Why can black holes not be seen? No light escapes from them. Nothing escapes from their pull once close enough. Although they are invisible to the naked eye, they can be studied by way of how objects around them interact and collide with other matter. That said, it’s no wonder black holes are still somewhat of a mystery to us. They are incredibly hard to study! And yet, astrophysicists have theorized that there are three types. There are miniature black holes, stellar black holes, and supermassive black holes. Miniatures have masses smaller than the Sun. They remain undiscovered to our sciences. For now… Stellars form as a result of the explosion of massive stars. They are just a very small fraction of the masses of supermassive black holes. Supermassive are at the center of galaxies. Yes, there is one at the center of the Milky Way. Sagittarius A is the name. It dominates amongst all others with some mass millions upon millions of times greater than If you were to look at the constellation around it, you could not tell it was there. Again, the way in which they are studied is by observing the interaction of matter in space and how matter interact with one another.

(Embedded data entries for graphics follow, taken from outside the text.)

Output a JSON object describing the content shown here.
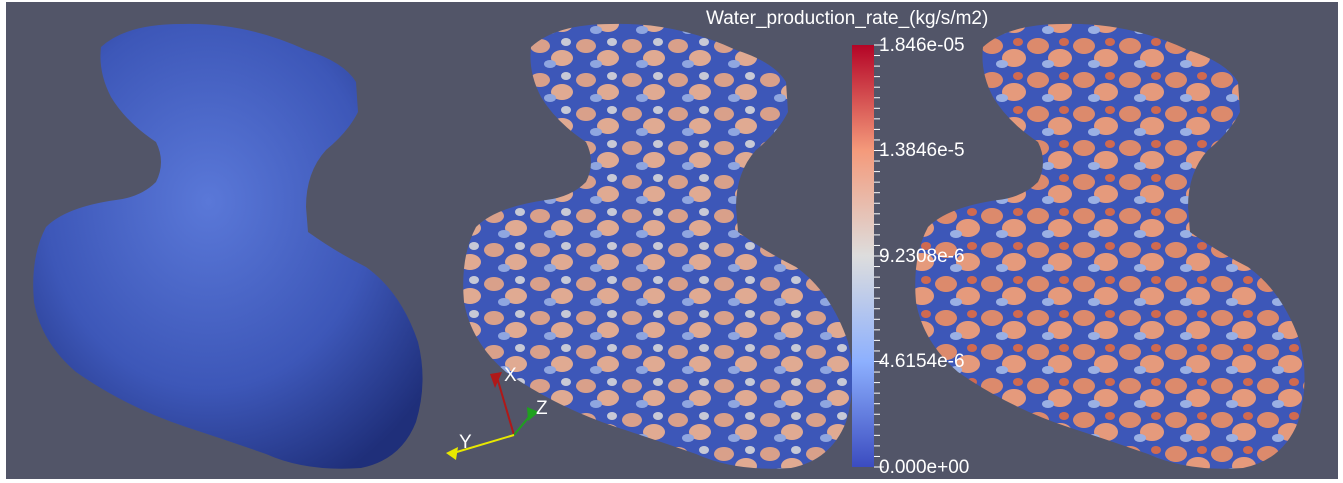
{
  "legend": {
    "title": "Water_production_rate_(kg/s/m2)",
    "ticks": [
      {
        "label": "1.846e-05",
        "fraction": 1.0
      },
      {
        "label": "1.3846e-5",
        "fraction": 0.75
      },
      {
        "label": "9.2308e-6",
        "fraction": 0.5
      },
      {
        "label": "4.6154e-6",
        "fraction": 0.25
      },
      {
        "label": "0.000e+00",
        "fraction": 0.0
      }
    ],
    "colors": [
      "#3b4cc0",
      "#8db0fe",
      "#dddddd",
      "#f49a7b",
      "#b40426"
    ]
  },
  "axes": {
    "x": "X",
    "y": "Y",
    "z": "Z"
  },
  "colors": {
    "background": "#525568",
    "low": "#3b4cc0",
    "mid": "#dddddd",
    "high": "#b40426",
    "x_axis": "#b01818",
    "y_axis": "#e8e800",
    "z_axis": "#1fa01f"
  }
}
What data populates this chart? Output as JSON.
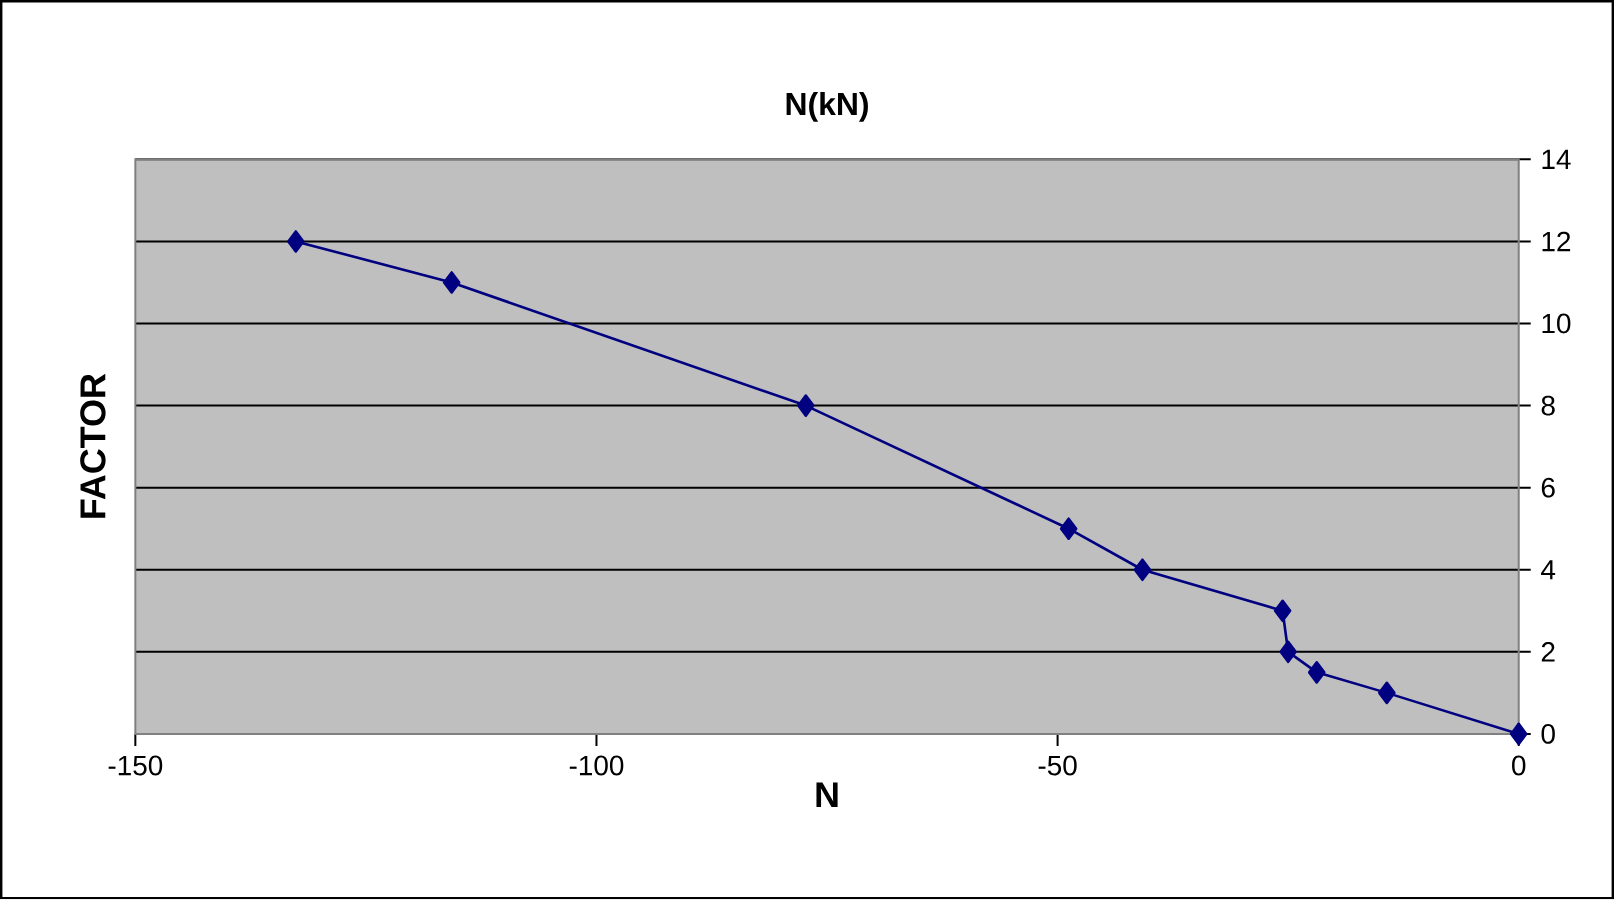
{
  "chart_data": {
    "type": "line",
    "title": "N(kN)",
    "xlabel": "N",
    "ylabel": "FACTOR",
    "x": [
      -132.6,
      -115.7,
      -77.3,
      -48.8,
      -40.8,
      -25.6,
      -25.0,
      -21.9,
      -14.3,
      0
    ],
    "values": [
      12,
      11,
      8,
      5,
      4,
      3,
      2,
      1.5,
      1,
      0
    ],
    "color": "#000080",
    "marker": "diamond",
    "line_style": "solid",
    "xlim": [
      -150,
      0
    ],
    "ylim": [
      0,
      14
    ],
    "xticks": [
      -150,
      -100,
      -50,
      0
    ],
    "yticks": [
      0,
      2,
      4,
      6,
      8,
      10,
      12,
      14
    ],
    "grid": "y"
  }
}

Black holes range from being as tiny as an atom to as monstrous as the mass equivalent of 17 billion suns. Most black holes make up about 0.1% of their host galaxy’s mass, but a supermassive black hole found in 2012—some 250 million light years away—made up 14% of its hosts mass. The sheer mass is enough to cause a great amount of fear. But fear not! Planet Earth is more than safe. Even if the sun were to turn to a black hole, Earth would continue to orbit it. Sure, it would be a lot darker here and humans would undoubtedly freeze to a crisp. The black hole itself would not be the cause of destruction. And just so there is no confusion, we are still nearly 93 million miles away from the Sun—too far a distance to be affected. When the Sun dies out in perhaps 10 billion years, it will likely turn to a white dwarf star because its nuclear fuel has decayed to its end since the beginning of all time. Humans will not be around to see such a thing anyways, seeing as the planet will be far too hot to sustain life. So fear not. A black hole is not the fate of the Earth.
Can black holes ever die? The short answer is yes. However, for that to happen, it would take trillions of years and a great sum of sequential events to take place at the precise time they need to.
Now for the greatest question of all: are we living inside a black hole that exists in some other universe? It is possible, though we can never know the real answer to that. If, and if must be stressed, we had the technology to test such a hypothesis, we might be able to discover the answer. Unfortunately, that technology does not exist today, nor will it for a long while. If it is true, then the postulate of the multiverse complex just might be true after all.
Black holes are, for sure, some of the strangest, most complex systems in the deepest parts of space. That said, they are also one of the most misunderstood complexities. Similar to oceans on Earth, only a miniscule percentage of space has been explored thus far. Perhaps what is seen on screen and read in books will one day become reality.